ITM Trading, Released on 1/9/25
“The stock market is in bubble territory… and that signals danger,” warns Steve Hanke, a renowned economist and professor of Applied Economics at Johns Hopkins University. In this episode of the 2025 Outlook Series, Hanke sits down with Daniela Cambone to discuss the global economy, trade policies, and the key risks shaping the year ahead. Prof. Hanke predicts a significant slowdown in the U.S. economy in 2025, citing the contraction of the money supply and the pace at which it grew as key factors. He also critiques President-elect Donald Trump’s mercantilist trade policies, arguing that viewing trade as a “zero-sum game” will ultimately harm the U.S. economy. “It’s immoral for the government to be interfering with you and I who are voluntarily agreeing to you sell,” he states. Turning his attention to Europe, Hanke highlights serious concerns about Germany’s faltering economy, calling it “in the tank big time” and cautioning about its potential to destabilize the broader European economy.

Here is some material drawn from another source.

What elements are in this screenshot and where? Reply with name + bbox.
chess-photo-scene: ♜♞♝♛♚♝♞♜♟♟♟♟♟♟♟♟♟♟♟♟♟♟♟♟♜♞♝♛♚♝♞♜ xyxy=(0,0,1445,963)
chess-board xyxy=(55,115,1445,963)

0:00 U.S. economic slowdown
6:42 Recession
9:39 Tariffs
15:05 Trump’s trade policy
18:10 Trudeau
18:40 Enhancing government efficiency
25:05 The issues in the EU
30:51 Italy’s SpaceX security deal
35:35 Red flags for 2025
Steve Hanke is an American applied economist at the Johns Hopkins University in Baltimore, Maryland. He is also a senior fellow and director of the Troubled Currencies Project at the libertarian Cato Institute in Washington, DC, and co-director of the Johns Hopkins University’s Institute for Applied Economics, Global Health, and the Study of Business Enterprise in Baltimore, Maryland. Hanke is known for his work as a currency reformer in emerging-market countries. He was a senior economist with President Ronald Reagan’s Council of Economic Advisers from 1981 to 1982, and has served as an adviser to heads of state in countries throughout Asia, South America, Europe, and the Middle East. He is also known for his work on currency boards, dollarization, hyperinflation, water pricing and demand, benefit-cost analysis, privatization, and other topics in applied economics. Hanke has written extensively as a columnist for Forbes magazine and other publications. He is also a currency and commodity trader.